Narraway did not bother to answer. “What did you ask Tellman to do?”

Pitt hesitated. He had not wanted to tell Narraway about his plan to have Jones the Pocket arrested, and then take his place, but perhaps he should have realized he would have to. Now it was unavoidable. He did so as briefly as possible. There was no need to explain why he needed Tellman’s help. Special Branch had no power of arrest themselves, and he could hardly trust any man from Cannon Street.

“Be careful, Pitt,” Narraway said with surprising urgency. All the irony was gone from his face now. He leaned forward a little in his chair, all pretense of interest in his papers forgotten. “You don’t know who is involved, or how many. It’s not just greed you have to consider; it’s old loyalties. God knows, you should understand that!”
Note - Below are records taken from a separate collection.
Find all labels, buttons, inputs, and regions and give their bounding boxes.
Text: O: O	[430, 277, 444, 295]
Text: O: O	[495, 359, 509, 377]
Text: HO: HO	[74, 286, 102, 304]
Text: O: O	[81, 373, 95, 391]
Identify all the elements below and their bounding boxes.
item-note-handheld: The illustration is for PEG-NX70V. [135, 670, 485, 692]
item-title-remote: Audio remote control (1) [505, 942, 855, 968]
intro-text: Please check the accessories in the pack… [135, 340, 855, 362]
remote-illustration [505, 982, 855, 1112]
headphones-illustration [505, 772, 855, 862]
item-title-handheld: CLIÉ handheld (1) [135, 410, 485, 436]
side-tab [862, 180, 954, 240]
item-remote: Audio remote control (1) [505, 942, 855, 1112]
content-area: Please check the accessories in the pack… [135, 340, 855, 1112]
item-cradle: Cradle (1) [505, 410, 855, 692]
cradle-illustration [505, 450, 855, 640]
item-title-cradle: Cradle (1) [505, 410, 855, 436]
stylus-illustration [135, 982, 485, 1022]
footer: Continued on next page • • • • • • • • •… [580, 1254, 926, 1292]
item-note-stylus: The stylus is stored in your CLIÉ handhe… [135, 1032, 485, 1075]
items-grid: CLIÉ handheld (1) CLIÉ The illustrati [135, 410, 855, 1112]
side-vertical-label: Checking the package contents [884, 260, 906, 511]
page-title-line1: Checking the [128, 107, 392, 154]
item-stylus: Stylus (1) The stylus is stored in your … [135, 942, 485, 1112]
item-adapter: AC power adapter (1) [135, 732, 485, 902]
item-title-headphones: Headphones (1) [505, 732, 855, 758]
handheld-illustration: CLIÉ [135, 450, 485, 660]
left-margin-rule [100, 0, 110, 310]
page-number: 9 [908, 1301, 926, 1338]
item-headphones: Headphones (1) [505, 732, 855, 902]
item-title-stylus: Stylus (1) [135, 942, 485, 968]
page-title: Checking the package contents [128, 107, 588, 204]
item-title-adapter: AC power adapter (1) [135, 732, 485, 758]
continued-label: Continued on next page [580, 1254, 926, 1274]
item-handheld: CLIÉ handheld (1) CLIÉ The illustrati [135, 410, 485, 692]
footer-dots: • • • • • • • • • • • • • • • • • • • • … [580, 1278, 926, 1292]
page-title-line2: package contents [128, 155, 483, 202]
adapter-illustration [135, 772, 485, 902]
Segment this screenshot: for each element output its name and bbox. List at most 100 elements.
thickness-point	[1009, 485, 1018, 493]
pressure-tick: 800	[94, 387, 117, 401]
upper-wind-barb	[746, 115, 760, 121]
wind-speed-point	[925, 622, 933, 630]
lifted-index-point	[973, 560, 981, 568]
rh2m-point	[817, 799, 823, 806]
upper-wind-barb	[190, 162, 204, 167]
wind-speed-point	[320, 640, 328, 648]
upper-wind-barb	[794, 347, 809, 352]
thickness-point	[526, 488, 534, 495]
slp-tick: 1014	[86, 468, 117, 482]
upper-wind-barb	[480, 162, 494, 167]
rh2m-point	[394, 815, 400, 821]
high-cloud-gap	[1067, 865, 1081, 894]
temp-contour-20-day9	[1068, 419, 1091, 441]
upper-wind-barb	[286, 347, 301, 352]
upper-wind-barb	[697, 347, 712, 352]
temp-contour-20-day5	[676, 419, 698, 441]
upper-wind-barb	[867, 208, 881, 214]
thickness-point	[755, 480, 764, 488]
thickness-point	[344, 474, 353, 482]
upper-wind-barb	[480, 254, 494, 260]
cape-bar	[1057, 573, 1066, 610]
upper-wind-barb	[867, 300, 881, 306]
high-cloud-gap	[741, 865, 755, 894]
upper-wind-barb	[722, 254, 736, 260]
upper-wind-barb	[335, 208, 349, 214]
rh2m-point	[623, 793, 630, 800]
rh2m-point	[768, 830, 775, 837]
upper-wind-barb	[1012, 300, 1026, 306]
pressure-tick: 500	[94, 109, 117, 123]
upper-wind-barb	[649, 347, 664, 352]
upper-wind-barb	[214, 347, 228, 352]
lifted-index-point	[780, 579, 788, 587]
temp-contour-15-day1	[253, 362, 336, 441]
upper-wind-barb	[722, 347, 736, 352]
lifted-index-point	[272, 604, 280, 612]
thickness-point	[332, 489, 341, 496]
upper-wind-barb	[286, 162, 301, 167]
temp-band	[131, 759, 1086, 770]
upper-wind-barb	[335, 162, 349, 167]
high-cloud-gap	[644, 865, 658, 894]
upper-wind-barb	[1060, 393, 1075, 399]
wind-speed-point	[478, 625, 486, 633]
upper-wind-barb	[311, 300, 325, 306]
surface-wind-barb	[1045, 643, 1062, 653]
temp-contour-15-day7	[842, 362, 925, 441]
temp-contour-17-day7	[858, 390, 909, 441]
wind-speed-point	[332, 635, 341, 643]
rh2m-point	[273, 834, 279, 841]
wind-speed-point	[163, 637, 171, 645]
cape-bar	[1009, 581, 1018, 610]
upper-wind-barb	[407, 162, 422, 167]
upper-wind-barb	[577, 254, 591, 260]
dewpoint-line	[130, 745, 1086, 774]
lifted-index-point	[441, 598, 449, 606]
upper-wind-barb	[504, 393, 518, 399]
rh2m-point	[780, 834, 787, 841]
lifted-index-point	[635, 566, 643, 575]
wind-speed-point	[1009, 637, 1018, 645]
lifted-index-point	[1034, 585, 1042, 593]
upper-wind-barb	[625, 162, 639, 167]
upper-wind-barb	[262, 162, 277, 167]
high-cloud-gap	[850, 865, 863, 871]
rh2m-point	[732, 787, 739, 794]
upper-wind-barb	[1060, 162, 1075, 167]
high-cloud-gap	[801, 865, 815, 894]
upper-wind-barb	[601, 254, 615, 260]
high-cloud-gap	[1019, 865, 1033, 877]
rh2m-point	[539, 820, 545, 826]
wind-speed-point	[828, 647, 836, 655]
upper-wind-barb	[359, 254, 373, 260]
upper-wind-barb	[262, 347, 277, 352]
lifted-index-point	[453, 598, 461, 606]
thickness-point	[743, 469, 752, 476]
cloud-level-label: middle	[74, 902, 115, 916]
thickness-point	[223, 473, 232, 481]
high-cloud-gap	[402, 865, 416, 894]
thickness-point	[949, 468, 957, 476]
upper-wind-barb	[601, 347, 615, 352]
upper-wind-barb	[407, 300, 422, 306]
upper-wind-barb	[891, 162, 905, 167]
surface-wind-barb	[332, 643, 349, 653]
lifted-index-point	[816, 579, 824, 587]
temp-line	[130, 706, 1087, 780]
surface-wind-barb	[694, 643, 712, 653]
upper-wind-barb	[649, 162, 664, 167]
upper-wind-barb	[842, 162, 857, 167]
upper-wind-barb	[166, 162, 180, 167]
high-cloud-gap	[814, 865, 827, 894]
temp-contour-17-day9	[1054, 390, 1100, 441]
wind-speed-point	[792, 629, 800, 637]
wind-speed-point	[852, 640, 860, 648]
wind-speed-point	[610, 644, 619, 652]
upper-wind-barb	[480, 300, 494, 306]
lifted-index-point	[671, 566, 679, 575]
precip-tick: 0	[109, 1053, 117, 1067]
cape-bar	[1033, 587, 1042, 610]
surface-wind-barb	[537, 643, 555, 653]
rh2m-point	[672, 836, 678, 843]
“I know,” Pitt said quietly.

“Do you?” It was a challenge. “And any association with you will make Tellman a marked man. I assume you realize that? Wetron is nobody’s fool, least of all yours. You gave him the chance to destroy Voisey and take over leadership of the Inner Circle, but he knows you are its most powerful and most successful enemy. He won’t ever forget that, and neither must you.”

Pitt felt cold. He had known it already, but here in this quiet room it seemed more real. He had been careful to go to Tellman’s rooms to see him, and at dusk when the streets were busy and half-lit. There was no one else he could trust, especially at Bow Street. War does not allow you to spare your friends and send only strangers into battle.